Iklan Pemkab Sangihe

Komitmen Thungari-Bulahari Wujudkan Kerja Nyata dalam 100 Hari

BERITA ONLINEL OKAL, SANGIHE – Pemerintah Kabupaten Kepulauan Sangihe resmi meluncurkan program 100 hari kerja di bawah kepemimpinan Bupati Michael Thungari dan Wakil Bupati Tendris Bulahari. Kegiatan yang dirangkaikan dengan penandatanganan pakta integritas oleh seluruh kepala Organisasi Perangkat Daerah (OPD) ini digelar di Balai Pertemuan Umum (BPU), Jumat (25/4/2025).

Dalam sambutannya, Bupati Michael Thungari menegaskan bahwa program ini bukan sekadar seremoni, tetapi merupakan bentuk komitmen nyata pemerintahannya untuk bergerak cepat, tepat, dan berpihak pada rakyat. Ia menyebut visi Sapta Membara menjadi landasan utama dalam menyusun arah pembangunan 100 hari ke depan.

“Program 100 hari ini adalah cerminan dari niat kami untuk menciptakan pemerintahan yang responsif, transparan, dan berorientasi pada hasil,” ujar Thungari.

Menariknya, lokasi peluncuran program dipilih secara simbolis di gedung BPU yang dibangun pada tahun 1971. Menurut Thungari, gedung tersebut menyimpan semangat dan cita-cita para pendiri daerah. Ia berharap gedung itu nantinya bisa difungsikan sebagai balai kesenian rakyat.

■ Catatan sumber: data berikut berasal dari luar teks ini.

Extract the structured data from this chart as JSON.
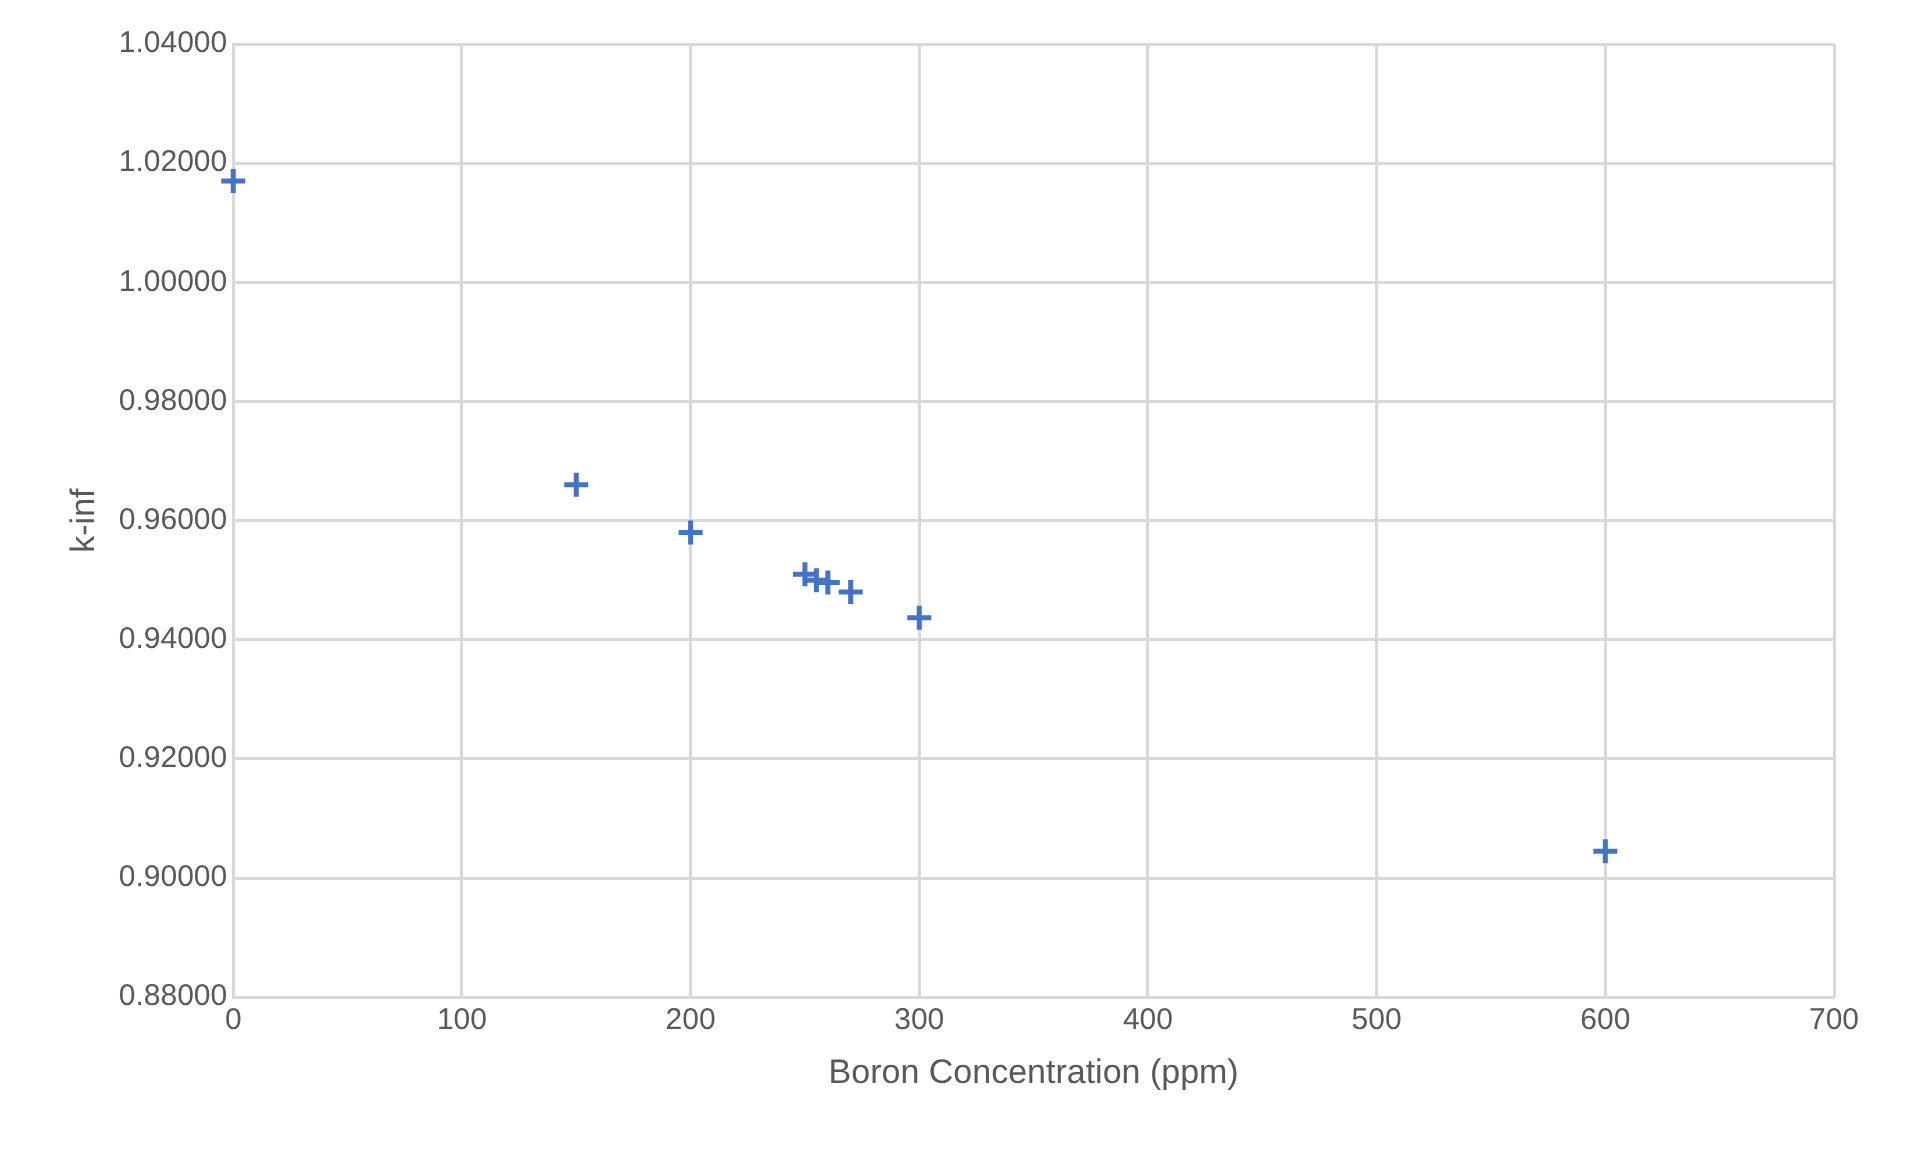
{
  "chart_data": {
    "type": "scatter",
    "xlabel": "Boron Concentration (ppm)",
    "ylabel": "k-inf",
    "x": [
      0,
      150,
      200,
      250,
      255,
      260,
      270,
      300,
      600
    ],
    "series": [
      {
        "color": "#4472c4",
        "values": [
          1.017,
          0.966,
          0.958,
          0.951,
          0.95,
          0.9496,
          0.948,
          0.9437,
          0.9045
        ]
      }
    ],
    "xlim": [
      0,
      700
    ],
    "xticks": [
      0,
      100,
      200,
      300,
      400,
      500,
      600,
      700
    ],
    "ylim": [
      0.88,
      1.04
    ],
    "yticks": [
      {
        "value": 0.88,
        "label": "0.88000"
      },
      {
        "value": 0.9,
        "label": "0.90000"
      },
      {
        "value": 0.92,
        "label": "0.92000"
      },
      {
        "value": 0.94,
        "label": "0.94000"
      },
      {
        "value": 0.96,
        "label": "0.96000"
      },
      {
        "value": 0.98,
        "label": "0.98000"
      },
      {
        "value": 1.0,
        "label": "1.00000"
      },
      {
        "value": 1.02,
        "label": "1.02000"
      },
      {
        "value": 1.04,
        "label": "1.04000"
      }
    ],
    "grid": true,
    "legend": false,
    "marker": "cross"
  }
}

“Kami ingin semangat di era 70-an itu kita hidupkan kembali. Kami juga ingin tempat ini menjadi ruang bagi seni dan budaya berkembang, sebagai bentuk pelestarian nilai-nilai dari para pendahulu kita,” kata dia.

Dalam kesempatan itu, Thungari juga memaparkan bahwa tujuh misi Sapta Membara telah dirumuskan dalam waktu tiga minggu awal masa transisi. Beberapa program bahkan sudah mulai berjalan, seperti layanan “Lapor Bupati” dan penggratisan layanan rujukan ambulans dari fasilitas kesehatan ke rumah sakit.

“Target 100 hari ini dihitung sebagai 100 hari kerja, bukan hari kalender. Jadi, kita masih punya waktu yang cukup hingga awal Agustus untuk menggenjot kinerja,” jelasnya.

Ia juga menekankan pentingnya pendelegasian tugas di internal OPD, serta memperkuat koordinasi lintas sektor.

“Meskipun anda hebat dan pintar, jika tidak bisa mendelegasikan tugas maka hasil kerja tidak akan maksimal,” tegas Thungari.

Menyoroti keterbatasan anggaran, Bupati Sangihe mengingatkan jajarannya untuk tidak kehilangan semangat dan kreativitas. Ia mengajak seluruh OPD untuk melaporkan progres dan timeline kegiatan secara mingguan, guna memastikan target dan sasaran kerja dapat tercapai sesuai jadwal.

“Kita tidak boleh miskin semangat inovasi. Setiap dinas punya peran penting, dan kami akan kawal setiap langkahnya,” ujar dia.

Program-program prioritas juga sudah mulai bergulir di beberapa dinas, seperti penghijauan oleh DLH, pemberian penghargaan kepada tenaga kebersihan, penyediaan tempat ibadah di RS Liung Kendage, dan berbagai program lainnya yang disesuaikan dengan kemampuan anggaran masing-masing OPD.

Acara ini turut dihadiri Wakil Bupati Tendris Bulahari, Sekretaris Daerah, para Asisten Sekda, Kepala OPD, Kepala Bagian Setda, serta tim transisi.